I have long since felt an indifference towards New Year's eve though I am not entirely sure why. I've always felt a bit down and mopey on the night.
Now, I am afraid I am beginning to habour similar feelings towards Christmas. I did get into the festive mood on occasion but largely I have found it to be more of a chore this year...finding gifts, wrapping gifts, the usual things you are supposed to do at this time of the year...My heart just was not in it.
This is our second Christmas without Patrick and it has been much tougher than the first.
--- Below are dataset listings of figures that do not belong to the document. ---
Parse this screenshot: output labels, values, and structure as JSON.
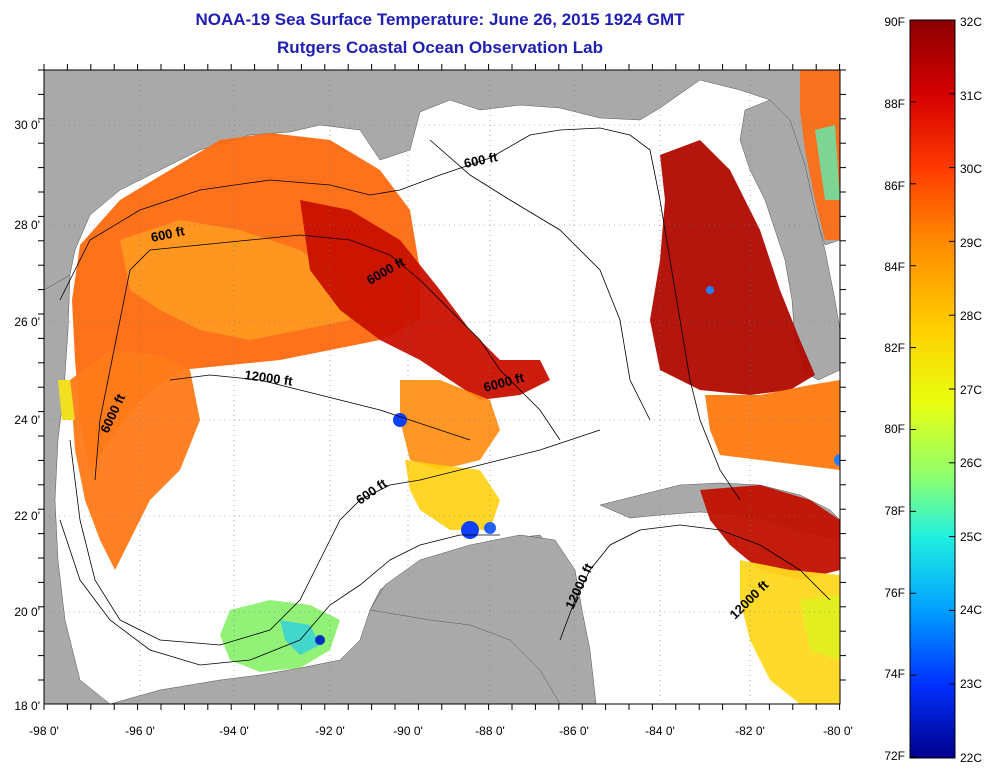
{
  "header": {
    "title": "NOAA-19 Sea Surface Temperature:  June 26, 2015 1924 GMT",
    "subtitle": "Rutgers Coastal Ocean Observation Lab"
  },
  "map": {
    "lon_labels": [
      "-98 0'",
      "-96 0'",
      "-94 0'",
      "-92 0'",
      "-90 0'",
      "-88 0'",
      "-86 0'",
      "-84 0'",
      "-82 0'",
      "-80 0'"
    ],
    "lat_labels": [
      "30 0'",
      "28 0'",
      "26 0'",
      "24 0'",
      "22 0'",
      "20 0'",
      "18 0'"
    ],
    "contour_labels": [
      {
        "text": "600 ft"
      },
      {
        "text": "600 ft"
      },
      {
        "text": "600 ft"
      },
      {
        "text": "6000 ft"
      },
      {
        "text": "6000 ft"
      },
      {
        "text": "6000 ft"
      },
      {
        "text": "12000 ft"
      },
      {
        "text": "12000 ft"
      },
      {
        "text": "12000 ft"
      }
    ]
  },
  "colorbar": {
    "fahrenheit": [
      "90F",
      "88F",
      "86F",
      "84F",
      "82F",
      "80F",
      "78F",
      "76F",
      "74F",
      "72F"
    ],
    "celsius": [
      "32C",
      "31C",
      "30C",
      "29C",
      "28C",
      "27C",
      "26C",
      "25C",
      "24C",
      "23C",
      "22C"
    ]
  },
  "colors": {
    "land": "#a9a9a9",
    "title": "#1f1fb4",
    "colormap": [
      "#8b0000",
      "#d40000",
      "#ff3a00",
      "#ff8a00",
      "#ffd000",
      "#e8ff10",
      "#8cff70",
      "#20f0e0",
      "#00a0ff",
      "#0030ff",
      "#00008b"
    ]
  }
}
Perhaps having Eoghan helped soften that blow of facing special occasions like this without Patrick last year.
But as cute as he is, Eoghan was never going to be able to shield me from this forever.
Truth be known, I ve been miserable. And feeling very guilty about it, too.
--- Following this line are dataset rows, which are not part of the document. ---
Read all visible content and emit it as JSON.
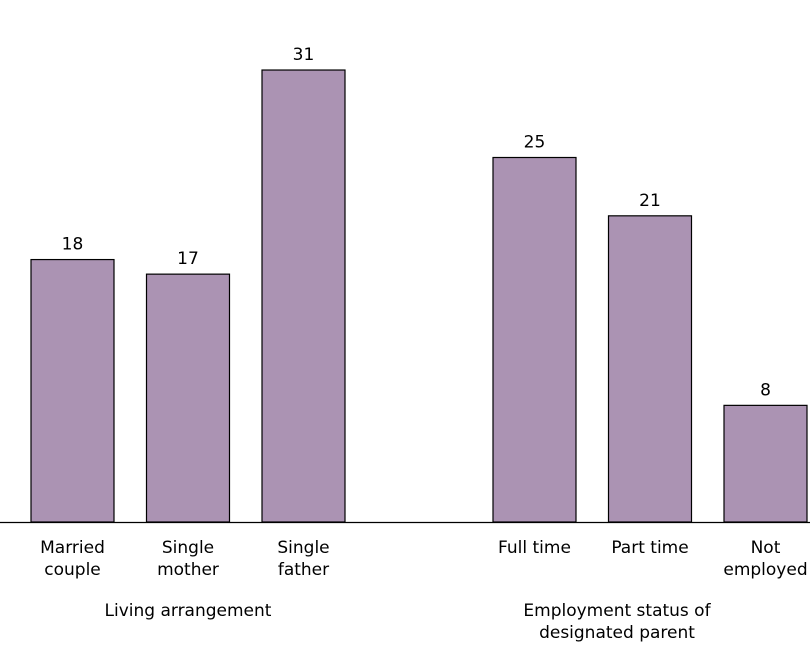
{
  "chart_data": {
    "type": "bar",
    "title": "",
    "ylim": [
      0,
      32
    ],
    "grid": false,
    "legend": "none",
    "bar_color": "#ab93b3",
    "bar_stroke": "#000000",
    "groups": [
      {
        "label": "Living arrangement",
        "categories": [
          "Married\ncouple",
          "Single\nmother",
          "Single\nfather"
        ],
        "values": [
          18,
          17,
          31
        ]
      },
      {
        "label": "Employment status of\ndesignated parent",
        "categories": [
          "Full time",
          "Part time",
          "Not\nemployed"
        ],
        "values": [
          25,
          21,
          8
        ]
      }
    ]
  }
}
Because I know we have a lot to be grateful for. Thankfully, I am still able to see that. I am glad that the cat turned up eventually. As we got him just as we were expecting Patrick, and because we have seen him bond with Patrick and not leave the room the night of the wake, we are extremely, extremely attached to Tipoki.
So I know I should concentrate on those small things but sometimes it is not as easy to just go and do what you know you should.
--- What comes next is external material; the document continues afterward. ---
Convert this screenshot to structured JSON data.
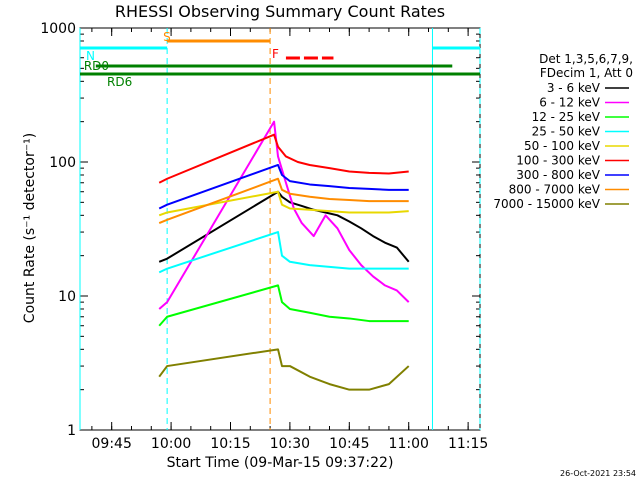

It has been difficult for me to figure out how to best include Patrick in the festivities because I would hate for him to be slipping from peoples minds especially at this time. There are things we do already, like our family photo decorations on the tree and visiting the grave Christmas Day. But somehow I feel this is not enough and he deserves more.
As one of my very thoughtful friends pointed out, there are so many gifts being given...Patrick should have one too and placed on his grave. So maybe we should get him a small gift every year. And make sure Santa brings one to Eoghan from Patrick, too so that, while they were not allowed grow up with each other, a bond of sorts will be forged...
I am sure we will find our way on this path yet but it is proving bloody difficult.
They say the second year is much harder than the first. Boy, do I hope that is true.